Moskau. Trauertag in der russischen Hauptstadt. Die Menschen gedachten der Opfer der beiden Anschläge auf die Moskauer Metro, deren Zahl inzwischen auf 39 gestiegen ist. In den beiden U-Bahnhöfen, wo sich die Tragödien ereigneten und wo die Spuren der Explosionen noch sichtbar sind, haben Trauernde Blumen niedergelegt. Die Metro hatte ihren Betrieb bereits am Montagnachmittag wieder aufgenommen, die Wagen blieben aber gestern ungewöhnlich leer.
Die Besorgnis in Moskau ist groß. Sicherheitsdienste wurden gleich nach den Attentaten in erhöhte Alarmbereitschaft versetzt, Miliz-Patrouillen auf den Straßen der Hauptstadt und vor allem in der Untergrundbahn verstärkt. Aus Angst vor weiteren Anschlägen stehen auch russische Wasserkraftwerke unter besonderer Beobachtung. Es gilt inzwischen als sicher, dass die Spur der Hintermänner der U-Bahn-Anschläge in den Kaukasus führt. Bekannt ist, dass eine der beiden Selbstmordattentäterinnen eine Kaukasierin war.
Bei aller Trauer, bei aller unterschwellig wirkender Furcht vor neuen Anschlägen wurden am Tag danach die ersten kritischen Stimmen laut.
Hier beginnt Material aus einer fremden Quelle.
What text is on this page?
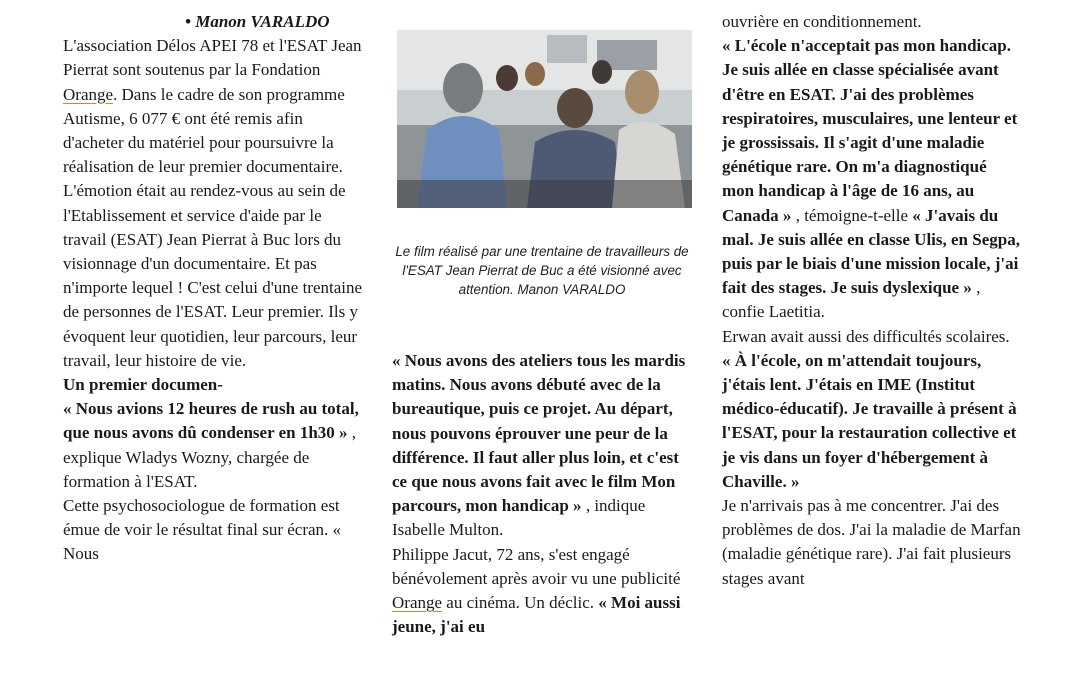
• Manon VARALDO

L'association Délos APEI 78 et l'ESAT Jean Pierrat sont soutenus par la Fondation Orange. Dans le cadre de son programme Autisme, 6 077 € ont été remis afin d'acheter du matériel pour poursuivre la réalisation de leur premier documentaire.

L'émotion était au rendez-vous au sein de l'Etablissement et service d'aide par le travail (ESAT) Jean Pierrat à Buc lors du visionnage d'un documentaire. Et pas n'importe lequel ! C'est celui d'une trentaine de personnes de l'ESAT. Leur premier. Ils y évoquent leur quotidien, leur parcours, leur travail, leur histoire de vie.

Un premier documen-

« Nous avions 12 heures de rush au total, que nous avons dû condenser en 1h30 » , explique Wladys Wozny, chargée de formation à l'ESAT.

Cette psychosociologue de formation est émue de voir le résultat final sur écran. « Nous

Le film réalisé par une trentaine de travailleurs de l'ESAT Jean Pierrat de Buc a été visionné avec attention. Manon VARALDO

« Nous avons des ateliers tous les mardis matins. Nous avons débuté avec de la bureautique, puis ce projet. Au départ, nous pouvons éprouver une peur de la différence. Il faut aller plus loin, et c'est ce que nous avons fait avec le film Mon parcours, mon handicap » , indique Isabelle Multon.

Philippe Jacut, 72 ans, s'est engagé bénévolement après avoir vu une publicité Orange au cinéma. Un déclic. « Moi aussi jeune, j'ai eu

ouvrière en conditionnement.

« L'école n'acceptait pas mon handicap. Je suis allée en classe spécialisée avant d'être en ESAT. J'ai des problèmes respiratoires, musculaires, une lenteur et je grossissais. Il s'agit d'une maladie génétique rare. On m'a diagnostiqué mon handicap à l'âge de 16 ans, au Canada » , témoigne-t-elle « J'avais du mal. Je suis allée en classe Ulis, en Segpa, puis par le biais d'une mission locale, j'ai fait des stages. Je suis dyslexique » , confie Laetitia.

Erwan avait aussi des difficultés scolaires. « À l'école, on m'attendait toujours, j'étais lent. J'étais en IME (Institut médico-éducatif). Je travaille à présent à l'ESAT, pour la restauration collective et je vis dans un foyer d'hébergement à Chaville. »

Je n'arrivais pas à me concentrer. J'ai des problèmes de dos. J'ai la maladie de Marfan (maladie génétique rare). J'ai fait plusieurs stages avant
Der Abgeordnete der Putin-Partei Geeintes Russland, Alexander Chinschtein, hat den Sicherheitsorganen in einem Zeitungsartikel völliges Versagen vorgeworfen. "Die Leute in Uniform sind so sehr in Korruption und Intrigen verstrickt, dass sie einfach keine Zeit haben, sich mit ihren Hauptaufgaben zu beschäftigen", schrieb der wütende Abgeordnete.
Die Zeitung "Moskowski Komsomolez" wandte sich direkt an das Tandem Medwedew/Putin und gab ihm die Schuld an den tragischen Ereignissen. Sie würden die Präsidenten im Nordkaukasus ernennen, sich von denen berichten lassen, dass alles in bester Ordnung sei - was aber nicht stimme. Und wenn im Nordkaukasus "geistlos" Gewalt angewendet werde, würden sie beide von der Gegenreaktion garantiert nicht getroffen, so das Blatt.
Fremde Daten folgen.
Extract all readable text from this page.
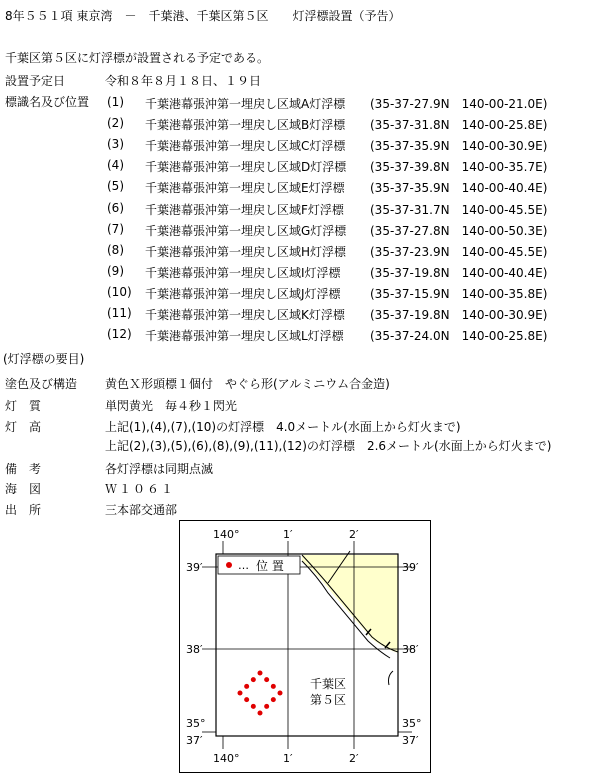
8年５５１項 東京湾　－　千葉港、千葉区第５区　　灯浮標設置（予告）
千葉区第５区に灯浮標が設置される予定である。
設置予定日	令和８年８月１８日、１９日
標識名及び位置 (1) 千葉港幕張沖第一埋戻し区域A灯浮標 (35-37-27.9N　140-00-21.0E)
(2) 千葉港幕張沖第一埋戻し区域B灯浮標 (35-37-31.8N　140-00-25.8E)
(3) 千葉港幕張沖第一埋戻し区域C灯浮標 (35-37-35.9N　140-00-30.9E)
(4) 千葉港幕張沖第一埋戻し区域D灯浮標 (35-37-39.8N　140-00-35.7E)
(5) 千葉港幕張沖第一埋戻し区域E灯浮標 (35-37-35.9N　140-00-40.4E)
(6) 千葉港幕張沖第一埋戻し区域F灯浮標 (35-37-31.7N　140-00-45.5E)
(7) 千葉港幕張沖第一埋戻し区域G灯浮標 (35-37-27.8N　140-00-50.3E)
(8) 千葉港幕張沖第一埋戻し区域H灯浮標 (35-37-23.9N　140-00-45.5E)
(9) 千葉港幕張沖第一埋戻し区域I灯浮標 (35-37-19.8N　140-00-40.4E)
(10) 千葉港幕張沖第一埋戻し区域J灯浮標 (35-37-15.9N　140-00-35.8E)
(11) 千葉港幕張沖第一埋戻し区域K灯浮標 (35-37-19.8N　140-00-30.9E)
(12) 千葉港幕張沖第一埋戻し区域L灯浮標 (35-37-24.0N　140-00-25.8E)
(灯浮標の要目)
塗色及び構造 黄色Ｘ形頭標１個付　やぐら形(アルミニウム合金造)
灯　質	単閃黄光　毎４秒１閃光
灯　高	上記(1),(4),(7),(10)の灯浮標　4.0メートル(水面上から灯火まで)
上記(2),(3),(5),(6),(8),(9),(11),(12)の灯浮標　2.6メートル(水面上から灯火まで)
備　考	各灯浮標は同期点滅
海　図	Ｗ１０６１
出　所	三本部交通部
… 位 置
140°	1′	2′
140°	1′	2′
39′
38′
35°
37′
39′
38′
35°
37′
千葉区
第５区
Präsident Medwedew hatte allerdings im Januar versucht, diesen Kreislauf zu durchbrechen, und den ehemaligen Gouverneur von Krasnojarsk, Alexander Chloponin, zum Präsidentenvertreter für den Nordkaukasus ernannt. Es war der erste Versuch, die explosive Situation im Süden Russlands einem Zivilisten anzuvertrauen.
Die liberale Politologin Lilija Schewzowa hält es für möglich, dass es in den Strukturen der russischen Staatsmacht Kräfte gibt, die die Lage für ihre Interessen instrumentalisieren möchten. Sie planten nun eine Verschärfung des Regimes, was womöglich derzeit kaum Protest hervorriefe. Sie spielte damit auf die blutig beendete Geiselnahme in Beslan an, der der damalige Präsident Putin einen Abbau der demokratischen Rechte im Lande folgen ließ.